Our use of ordinary desktop applications (email, Web, calendars, etc) is often a manifestation of the activities with which we are engaged. Planning a conference trip involves visits to airline and hotel sites, travel expense forms, etc. Renovating a kitchen involves sketches, product specifications, email with the architect, spreadsheets for tracking expenses, etc. Every enterprise has (often implicit) processes for managing customer queries, requesting maintenance, hiring someone, and so forth. Unfortunately, ordinary desktop applications don't know anything about these activities. Within an enterprise, it may be possible to coerce people to use a specialized workflow system to execute some processes; for example, customer relationship management systems ensure that customer queries are handled properly. But most activities exist entirely in our heads, forcing us to rely on crude techniques such as manual search, file directories, and email folders/threads to remember which documents and data are associated with which activities.
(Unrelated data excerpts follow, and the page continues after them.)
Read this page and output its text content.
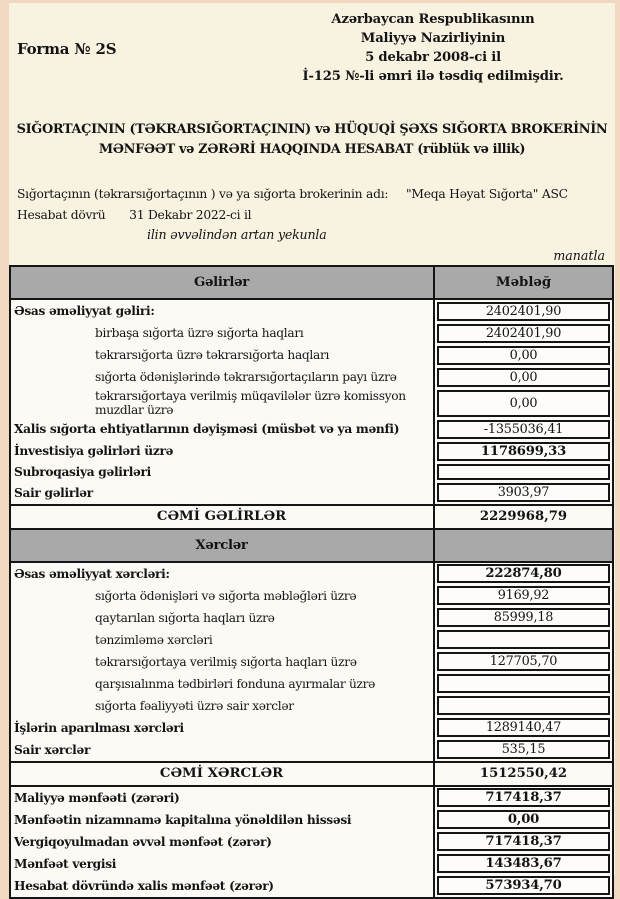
Forma № 2S
Azərbaycan Respublikasının
Maliyyə Nazirliyinin
5 dekabr 2008-ci il
İ-125 №-li əmri ilə təsdiq edilmişdir.
SIĞORTAÇININ (TƏKRARSIĞORTAÇININ) və HÜQUQİ ŞƏXS SIĞORTA BROKERİNİN
MƏNFƏƏT və ZƏRƏRİ HAQQINDA HESABAT (rüblük və illik)
Sığortaçının (təkrarsığortaçının ) və ya sığorta brokerinin adı: "Meqa Həyat Sığorta" ASC
Hesabat dövrü 31 Dekabr 2022-ci il
ilin əvvəlindən artan yekunla
manatla
Gəlirlər	Məbləğ
Əsas əməliyyat gəliri:	2402401,90
birbaşa sığorta üzrə sığorta haqları	2402401,90
təkrarsığorta üzrə təkrarsığorta haqları	0,00
sığorta ödənişlərində təkrarsığortaçıların payı üzrə	0,00
təkrarsığortaya verilmiş müqavilələr üzrə komissyon muzdlar üzrə	0,00
Xalis sığorta ehtiyatlarının dəyişməsi (müsbət və ya mənfi)	-1355036,41
İnvestisiya gəlirləri üzrə	1178699,33
Subroqasiya gəlirləri
Sair gəlirlər	3903,97
CƏMİ GƏLİRLƏR	2229968,79
Xərclər
Əsas əməliyyat xərcləri:	222874,80
sığorta ödənişləri və sığorta məbləğləri üzrə	9169,92
qaytarılan sığorta haqları üzrə	85999,18
tənzimləmə xərcləri
təkrarsığortaya verilmiş sığorta haqları üzrə	127705,70
qarşısıalınma tədbirləri fonduna ayırmalar üzrə
sığorta fəaliyyəti üzrə sair xərclər
İşlərin aparılması xərcləri	1289140,47
Sair xərclər	535,15
CƏMİ XƏRCLƏR	1512550,42
Maliyyə mənfəəti (zərəri)	717418,37
Mənfəətin nizamnamə kapitalına yönəldilən hissəsi	0,00
Vergiqoyulmadan əvvəl mənfəət (zərər)	717418,37
Mənfəət vergisi	143483,67
Hesabat dövründə xalis mənfəət (zərər)	573934,70
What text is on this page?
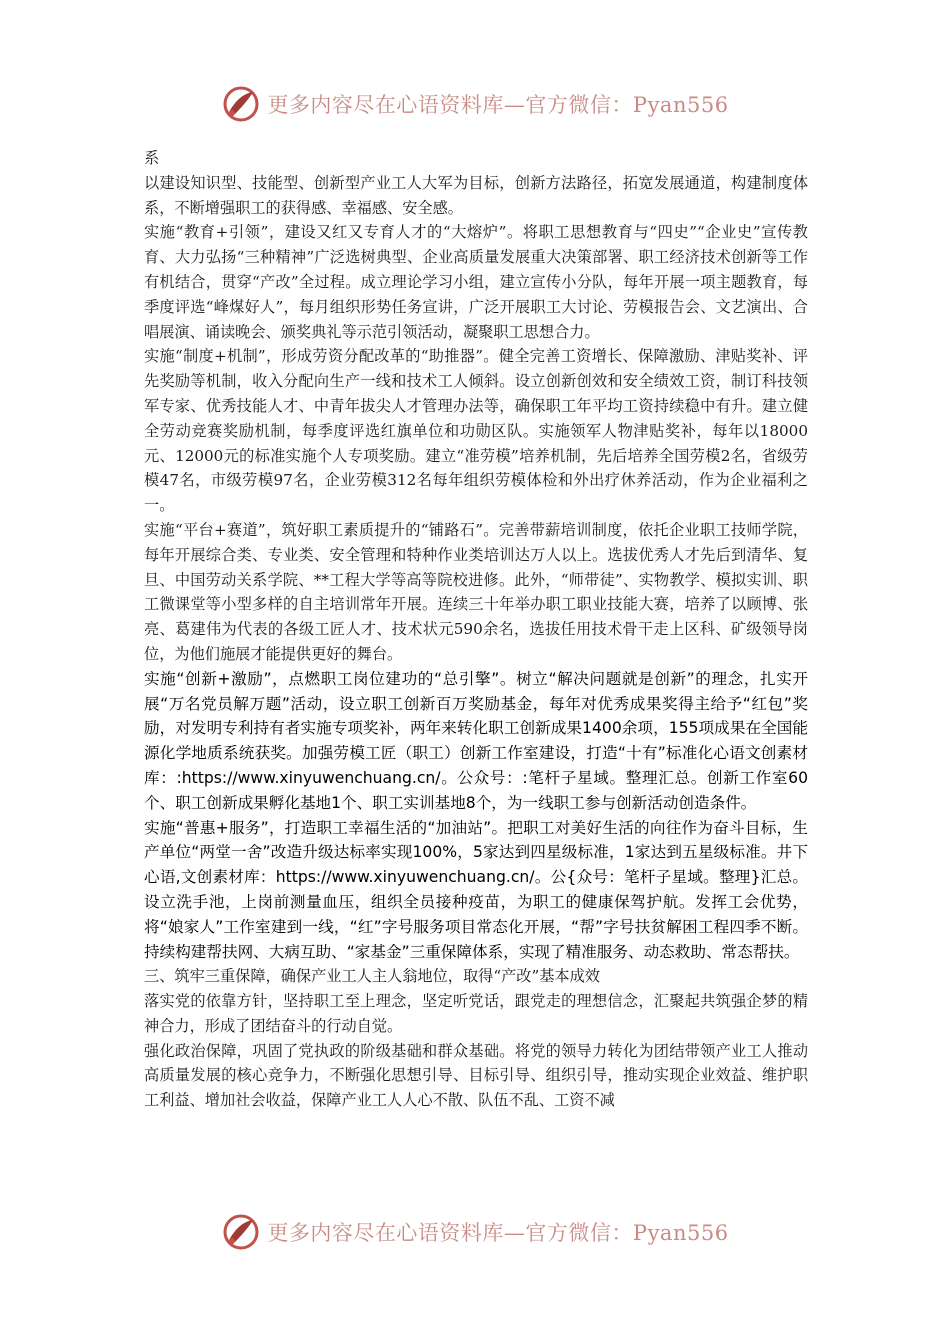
更多内容尽在心语资料库—官方微信：Pyan556

系

以建设知识型、技能型、创新型产业工人大军为目标，创新方法路径，拓宽发展通道，构建制度体系，不断增强职工的获得感、幸福感、安全感。

实施“教育+引领”，建设又红又专育人才的“大熔炉”。将职工思想教育与“四史”“企业史”宣传教育、大力弘扬“三种精神”广泛选树典型、企业高质量发展重大决策部署、职工经济技术创新等工作有机结合，贯穿“产改”全过程。成立理论学习小组，建立宣传小分队，每年开展一项主题教育，每季度评选“峰煤好人”，每月组织形势任务宣讲，广泛开展职工大讨论、劳模报告会、文艺演出、合唱展演、诵读晚会、颁奖典礼等示范引领活动，凝聚职工思想合力。

实施“制度+机制”，形成劳资分配改革的“助推器”。健全完善工资增长、保障激励、津贴奖补、评先奖励等机制，收入分配向生产一线和技术工人倾斜。设立创新创效和安全绩效工资，制订科技领军专家、优秀技能人才、中青年拔尖人才管理办法等，确保职工年平均工资持续稳中有升。建立健全劳动竞赛奖励机制，每季度评选红旗单位和功勋区队。实施领军人物津贴奖补，每年以18000元、12000元的标准实施个人专项奖励。建立“准劳模”培养机制，先后培养全国劳模2名，省级劳模47名，市级劳模97名，企业劳模312名每年组织劳模体检和外出疗休养活动，作为企业福利之一。

实施“平台+赛道”，筑好职工素质提升的“铺路石”。完善带薪培训制度，依托企业职工技师学院，每年开展综合类、专业类、安全管理和特种作业类培训达万人以上。选拔优秀人才先后到清华、复旦、中国劳动关系学院、**工程大学等高等院校进修。此外，“师带徒”、实物教学、模拟实训、职工微课堂等小型多样的自主培训常年开展。连续三十年举办职工职业技能大赛，培养了以顾博、张亮、葛建伟为代表的各级工匠人才、技术状元590余名，选拔任用技术骨干走上区科、矿级领导岗位，为他们施展才能提供更好的舞台。

实施“创新+激励”，点燃职工岗位建功的“总引擎”。树立“解决问题就是创新”的理念，扎实开展“万名党员解万题”活动，设立职工创新百万奖励基金，每年对优秀成果奖得主给予“红包”奖励，对发明专利持有者实施专项奖补，两年来转化职工创新成果1400余项，155项成果在全国能源化学地质系统获奖。加强劳模工匠（职工）创新工作室建设，打造“十有”标准化心语文创素材库：:https://www.xinyuwenchuang.cn/。公众号：:笔杆子星域。整理汇总。创新工作室60个、职工创新成果孵化基地1个、职工实训基地8个，为一线职工参与创新活动创造条件。

实施“普惠+服务”，打造职工幸福生活的“加油站”。把职工对美好生活的向往作为奋斗目标，生产单位“两堂一舍”改造升级达标率实现100%，5家达到四星级标准，1家达到五星级标准。井下心语,文创素材库：https://www.xinyuwenchuang.cn/。公{众号：笔杆子星域。整理}汇总。设立洗手池，上岗前测量血压，组织全员接种疫苗，为职工的健康保驾护航。发挥工会优势，将“娘家人”工作室建到一线，“红”字号服务项目常态化开展，“帮”字号扶贫解困工程四季不断。持续构建帮扶网、大病互助、“家基金”三重保障体系，实现了精准服务、动态救助、常态帮扶。

三、筑牢三重保障，确保产业工人主人翁地位，取得“产改”基本成效

落实党的依靠方针，坚持职工至上理念，坚定听党话，跟党走的理想信念，汇聚起共筑强企梦的精神合力，形成了团结奋斗的行动自觉。

强化政治保障，巩固了党执政的阶级基础和群众基础。将党的领导力转化为团结带领产业工人推动高质量发展的核心竞争力，不断强化思想引导、目标引导、组织引导，推动实现企业效益、维护职工利益、增加社会收益，保障产业工人人心不散、队伍不乱、工资不减

更多内容尽在心语资料库—官方微信：Pyan556
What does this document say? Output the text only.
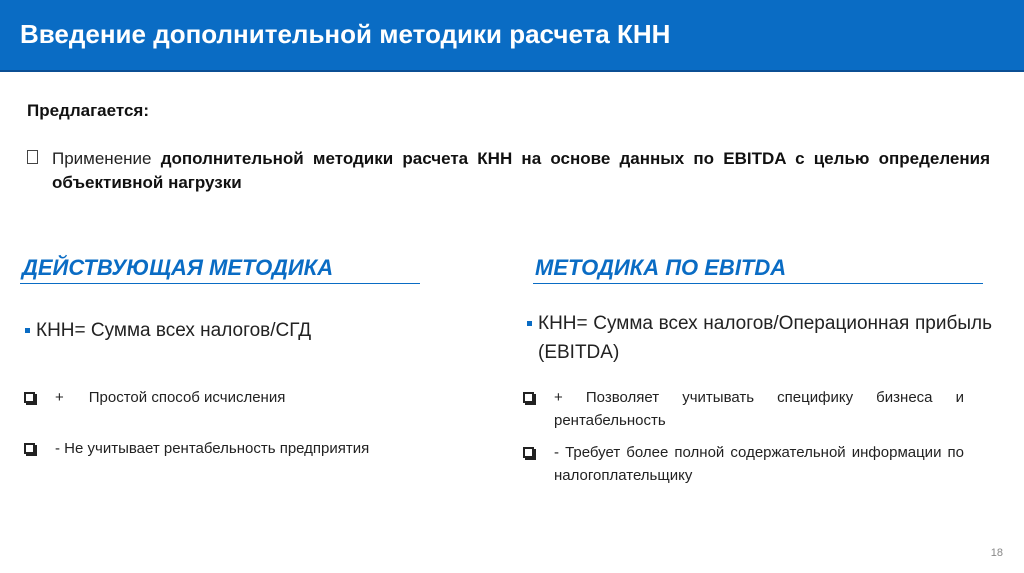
Введение дополнительной методики расчета КНН
Предлагается:
Применение дополнительной методики расчета КНН на основе данных по EBITDA с целью определения объективной нагрузки
ДЕЙСТВУЮЩАЯ МЕТОДИКА
КНН= Сумма всех налогов/СГД
+      Простой способ исчисления
- Не учитывает рентабельность предприятия
МЕТОДИКА ПО EBITDA
КНН= Сумма всех налогов/Операционная прибыль (EBITDA)
+ Позволяет учитывать специфику бизнеса и рентабельность
- Требует более полной содержательной информации по налогоплательщику
18
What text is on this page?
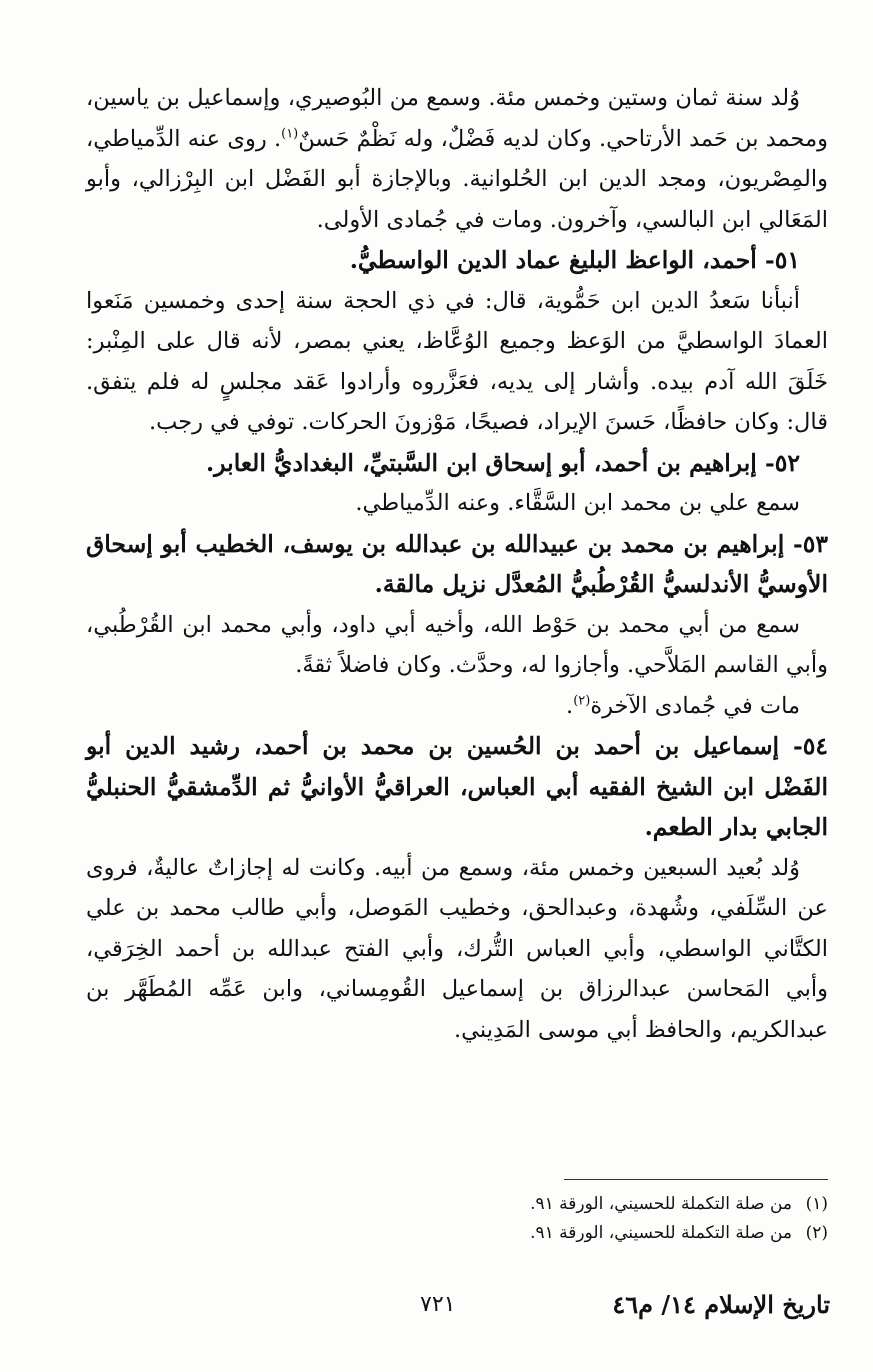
وُلد سنة ثمان وستين وخمس مئة. وسمع من البُوصيري، وإسماعيل بن ياسين، ومحمد بن حَمد الأرتاحي. وكان لديه فَضْلٌ، وله نَظْمٌ حَسنٌ$^{(١)}$. روى عنه الدِّمياطي، والمِصْريون، ومجد الدين ابن الحُلوانية. وبالإجازة أبو الفَضْل ابن البِرْزالي، وأبو المَعَالي ابن البالسي، وآخرون. ومات في جُمادى الأولى.

٥١- أحمد، الواعظ البليغ عماد الدين الواسطيُّ.

أنبأنا سَعدُ الدين ابن حَمُّوية، قال: في ذي الحجة سنة إحدى وخمسين مَنَعوا العمادَ الواسطيَّ من الوَعظ وجميع الوُعَّاظ، يعني بمصر، لأنه قال على المِنْبر: خَلَقَ الله آدم بيده. وأشار إلى يديه، فعَزَّروه وأرادوا عَقد مجلسٍ له فلم يتفق. قال: وكان حافظًا، حَسنَ الإيراد، فصيحًا، مَوْزونَ الحركات. توفي في رجب.

٥٢- إبراهيم بن أحمد، أبو إسحاق ابن السَّبتيِّ، البغداديُّ العابر.

سمع علي بن محمد ابن السَّقَّاء. وعنه الدِّمياطي.

٥٣- إبراهيم بن محمد بن عبيدالله بن عبدالله بن يوسف، الخطيب أبو إسحاق الأوسيُّ الأندلسيُّ القُرْطُبيُّ المُعدَّل نزيل مالقة.

سمع من أبي محمد بن حَوْط الله، وأخيه أبي داود، وأبي محمد ابن القُرْطُبي، وأبي القاسم المَلاَّحي. وأجازوا له، وحدَّث. وكان فاضلاً ثقةً.

مات في جُمادى الآخرة$^{(٢)}$.

٥٤- إسماعيل بن أحمد بن الحُسين بن محمد بن أحمد، رشيد الدين أبو الفَضْل ابن الشيخ الفقيه أبي العباس، العراقيُّ الأوانيُّ ثم الدِّمشقيُّ الحنبليُّ الجابي بدار الطعم.

وُلد بُعيد السبعين وخمس مئة، وسمع من أبيه. وكانت له إجازاتٌ عاليةٌ، فروى عن السِّلَفي، وشُهدة، وعبدالحق، وخطيب المَوصل، وأبي طالب محمد بن علي الكتَّاني الواسطي، وأبي العباس التُّرك، وأبي الفتح عبدالله بن أحمد الخِرَقي، وأبي المَحاسن عبدالرزاق بن إسماعيل القُومِساني، وابن عَمِّه المُطَهَّر بن عبدالكريم، والحافظ أبي موسى المَدِيني.

(١)من صلة التكملة للحسيني، الورقة ٩١.

(٢)من صلة التكملة للحسيني، الورقة ٩١.

تاريخ الإسلام ١٤/ م٤٦
٧٢١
In this talk, I describe techniques for automatically discovering and tracking activities in email. A common theme is the use of machine learning to generalize over previous activities. First, I discuss highly structured activities such as e-commerce transactions. A consumer purchasing an item may receive email messages confirming the order, warning of a delay, and then a shipment notification. Existing email clients do not understand this structure, so users must manage their transactions by sifting through lists of messages. As a step toward providing high-level support for structured activities, I consider the problem of automatically learning an activity's structure. I formalize activities as finite-state automata (where states correspond to the status of the process, and transitions represent messages sent between participants), and propose several unsupervised machine learning algorithms in this context.
Second, I discuss less structured activities such as organizing meetings or collaboratively editing documents. I describe machine learning approaches to activity discovery (ie, grouping messages according to activities) and semantic message analysis (ie, extracting metadata about how messages within an activity relate to one another and to the activity progress). Our key innovation compared to related work is that we exploit the relational structure of these two activities. Instead of attacking these two problems separately, in our synergistic collective classification approach, activity identification is used to assist semantic analysis, and vice versa.